Fidel
Tam 20 yıl önceydi; o sağdı ve ben de gençtim.
Şu dünyadaki yolculuklarımızda yollarımızın bir an bile olsa kesişmesinden hep mutluluk ve onur duydum.
***
Ölümünün ardından “nesnel” ve “tarafsız” haberciliğin örnek kurumu olarak görülen BBC’nin yayını tam bir rezaletti. Sürekli Miami’den kutlamalar yapan Küba kaçkınlarını göstererek, diktatör de diktatör diyerek ve Küba’da bulunmuş, Küba uzmanı gazeteci-yazarların övgü dolu sözlerini değersizleştirmeye çalışarak yayın yaptılar.
***
“Che 39 yaşında öldürülen, bizzat kendisinin infazlar yaptığı bir katil kişilik. Bir gerilla. Bolivya’da, Küba’da, Güney Amerika’da faaliyette bulunan bir eşkıya …”
Bunlar TBMM Başkanı İsmail Kahraman’ın Che için söyledikleri. Fidel’in ardından bir şey söyleyip söylemediğini bilmiyorum. Ne söyleyebileceğini tahmin ediyorum!
***
“Küba Devrimi’nin efsanevi lideri Fidel Castro’nun ölümü büyük üzüntü ile karşılanmıştır. Siyasi tarihe derin izler bırakan ve ülkesinde sağlıktan eğitime, sanattan bilime pek çok alanda köklü reformlar gerçekleştiren Fidel Castro, Küba’daki genç kuşaklara yol gösterecek değerleri ve idealleri miras bırakmıştır.
Hayatını adadığı mücadele sadece Küba’da değil, tüm dünyada yankı bulmuş ve farklı siyasi kamplarda dahi saygınlık uyandırmıştır.

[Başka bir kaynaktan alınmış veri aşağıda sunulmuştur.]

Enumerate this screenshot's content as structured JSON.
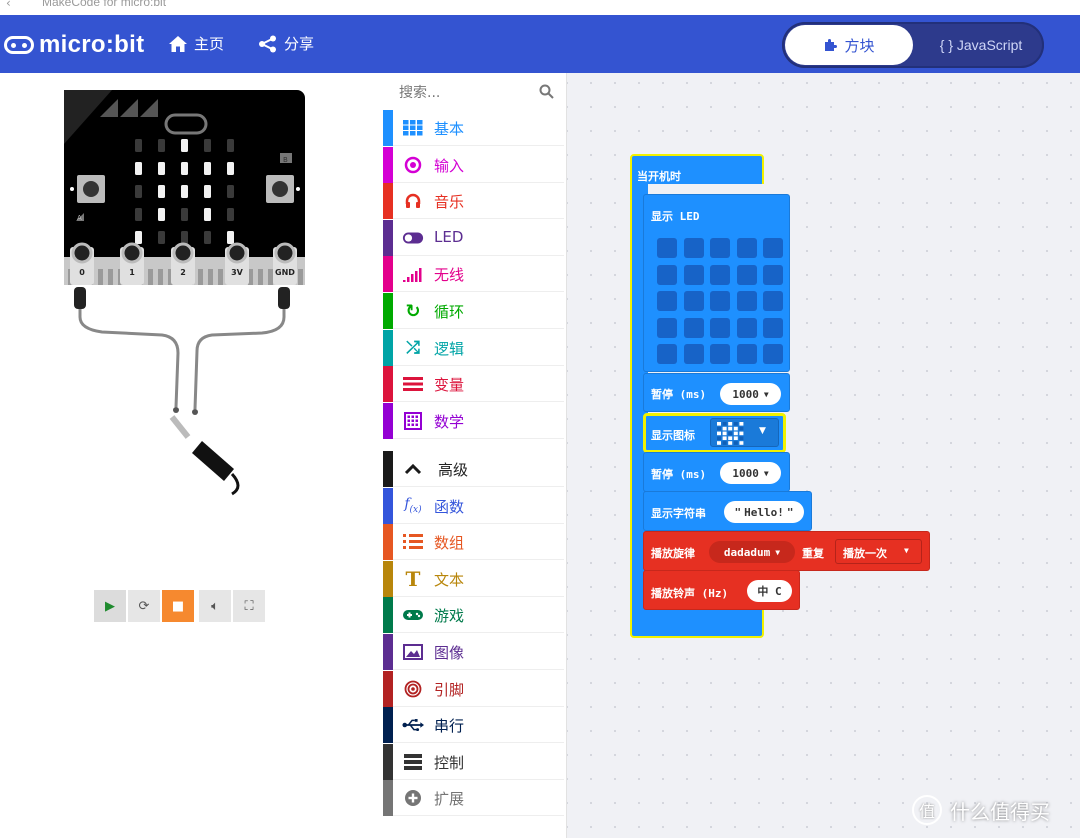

Küresel adaletsizliğe karşı çıkmış, daha eşitlikçi ve dayanışmacı bir dünya kurulması için çalışmıştır. ‘Başka türlü bir dünya mümkündür’ sözleri de, hangi siyasi görüşten olursa olsun, bugün Latin Amerika’dan Asya’ya, Ortadoğu’dan Afrika’ya, milyarlarca insanın ortak özlemini yansıtmaktadır.”
Bu da Kahraman’ın Meclis Başkanı olduğu ülkenin, Türkiye’nin, Dışişleri Bakanlığı’nın Fidel’in ardından yayınladığı taziye mesajı.
Dışişleri Bakanlığı benim de hislerime tercüman olmuş!